Patients had been routinely waiting longer for critical hospital services such as accident and emergency (A&E) and cancer treatments since 2013, and whilst clinical standards within hospitals were holding up (looking at indicators such as infection rates), increases in activity were resulting in record levels of financial deficits.

Delayed transfers of care from hospital to home or social care had also risen sharply since 2014, up by 40% in two years.

Violence in prisons had been rising sharply since 2014, with assaults on staff up by 61% in two years.

Since the Spending Review, carried out in November 2015, these trends have intensified, pushing services such as adult social care and hospitals towards breaking point, and in the case of prisons beyond that point. Governments of all shades have long promised to transform public services by reducing demand, making better use of technology and finding new ways of working.

Government decision making... or not?

The facts established by the data do not appear to be feeding into decision-making. Instead the pattern in this parliament has been one of the government:

  • Failing to develop alternative strategies despite the clear warning signs in the data
  • Continuing to pursue approaches that are no longer working
  • Being forced into emergency actions in response to public concern
  • Providing emergency funding to bail out deeply troubled services. 

The report goes onto make several recommendations, including that assumptions behind spending decisions should be subject to independent scrutiny. Governments of all shades have long promised to transform public services, but these ambitions have never truly been realised. To counter this, the report suggests that government should consider creating an 'Office for Budget Responsibility (OBR) for public spending', to help embed efficiency within public sector decision-making. 

Reflections from Richard Douglas Non-Executive Director NHS Improvement; former DG Finance at the Department of Health and joint author of the review

Speaking at CIPFA’s public sector leaders retreat, Richard Douglas took time to consider two questions: how did it happen, and was the outcome predictable?  

He described the spending review process which, like most budget setting rounds, starts well with a high degree of evidence being used and healthy risk adjusted scepticism about achievability.  However, when the figures fail to reach the required total, a series of discussions and tweaking of the assumptions moves the resulting budget from one which is likely to be achieved to something which would require more than a fair wind and a bit of fairy dust to deliver (sound familiar anyone?). At this stage, all contingencies are wiped out and although the spreadsheet adds up, the end position is one which ‘might’ work rather than is likely to work.  
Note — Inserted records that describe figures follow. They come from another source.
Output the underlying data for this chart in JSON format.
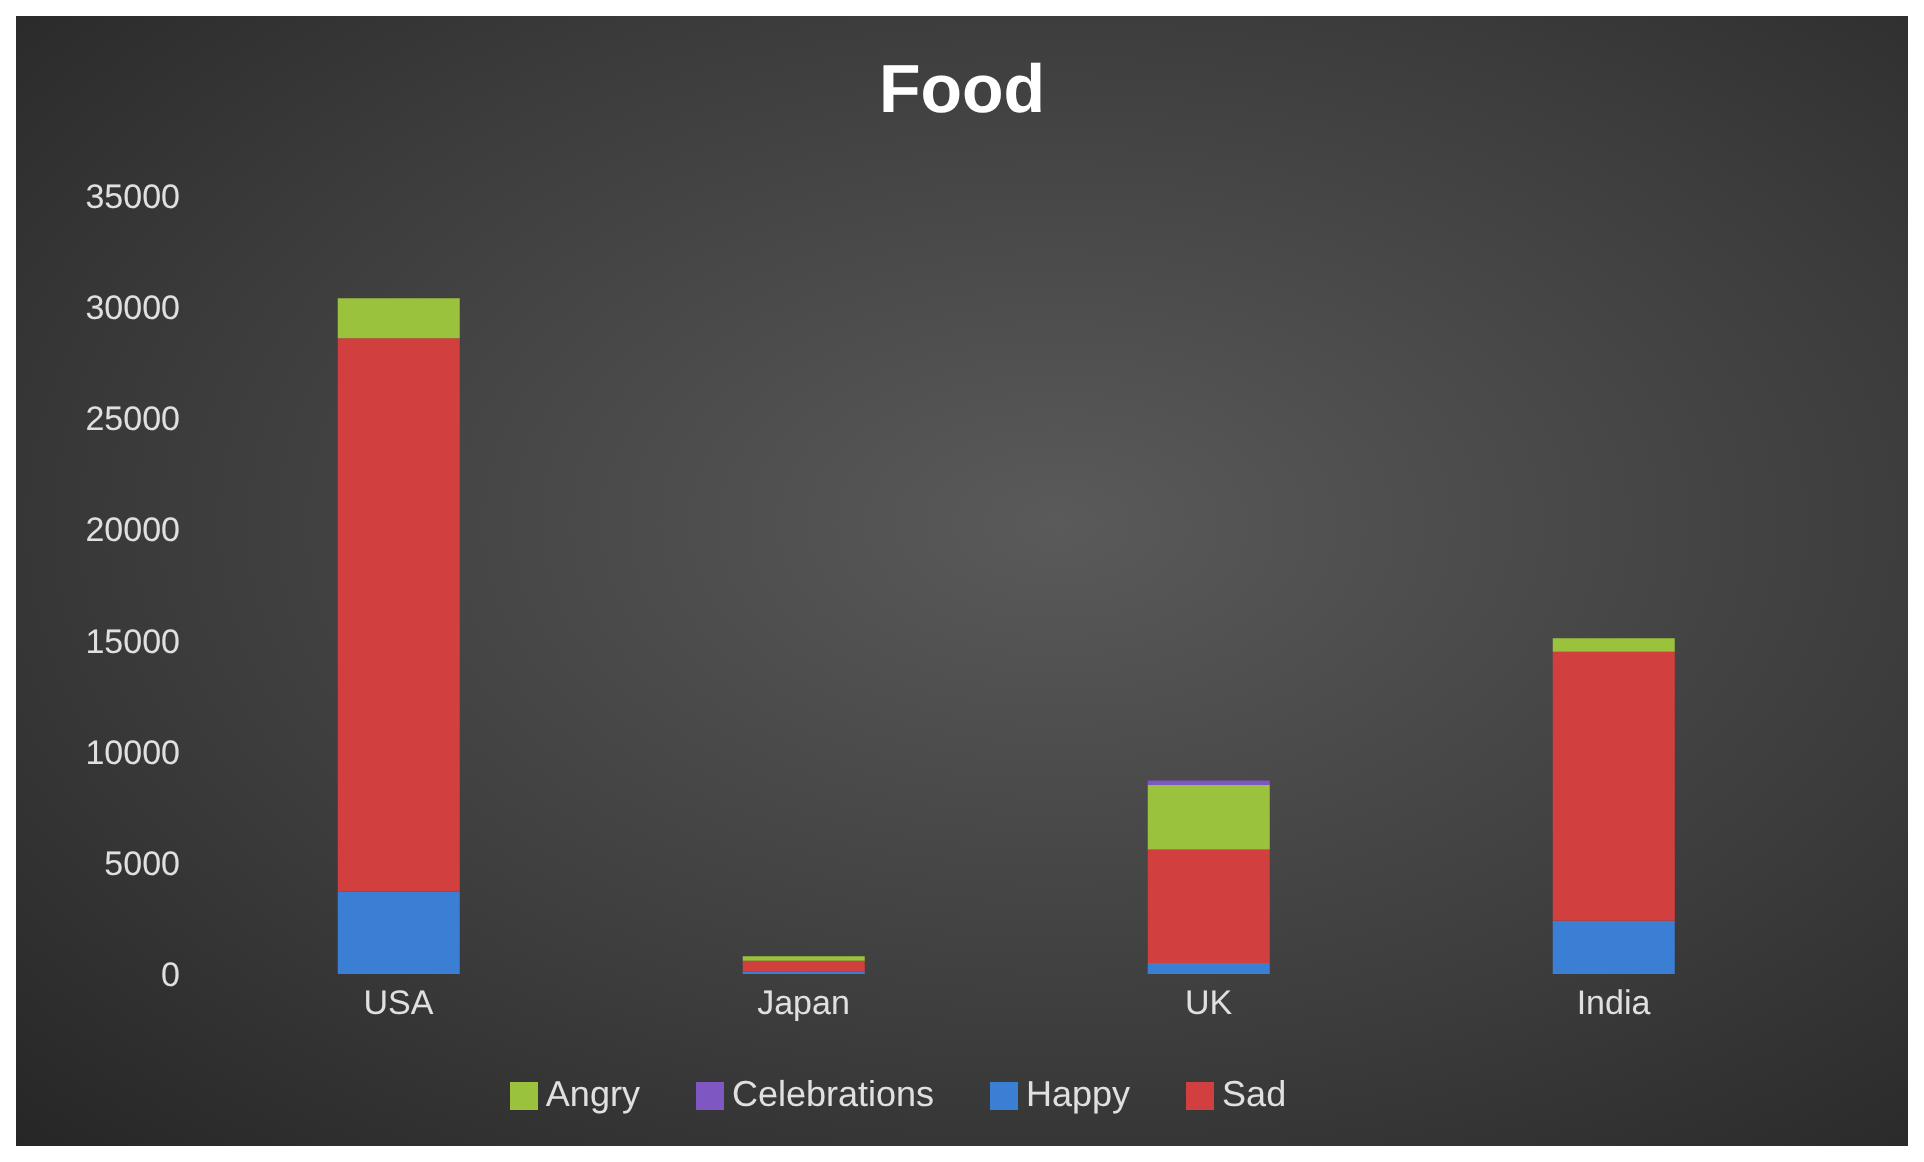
{
  "chart_data": {
    "type": "bar",
    "title": "Food",
    "stacked": true,
    "categories": [
      "USA",
      "Japan",
      "UK",
      "India"
    ],
    "series": [
      {
        "name": "Happy",
        "color": "#3b7fd4",
        "values": [
          3700,
          100,
          500,
          2400
        ]
      },
      {
        "name": "Sad",
        "color": "#d23f3f",
        "values": [
          24900,
          500,
          5100,
          12100
        ]
      },
      {
        "name": "Angry",
        "color": "#9ac23c",
        "values": [
          1800,
          200,
          2900,
          600
        ]
      },
      {
        "name": "Celebrations",
        "color": "#7e57c2",
        "values": [
          0,
          0,
          200,
          0
        ]
      }
    ],
    "ylim": [
      0,
      35000
    ],
    "yticks": [
      0,
      5000,
      10000,
      15000,
      20000,
      25000,
      30000,
      35000
    ],
    "legend": "bottom"
  }
}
The context in which the spending reviews were reached is also important to consider. SR2010 followed the ‘glory years’ for public spending, and most thought that things would be tight for less than 5 years. The response was therefore to tighten belts and push the savings requirements down to local level, with some national support such as pay restraint and curbing central DH spending.  

With hindsight what was needed was national political support to deal with transformation but instead the arguments were oversimplified. Then, as now, we needed a public debate about the balance of cuts v achievable efficiencies.

In conclusion, Richard felt that a greater degree of transparency regarding the underlying assumptions and accountability for their delivery would help guard against this.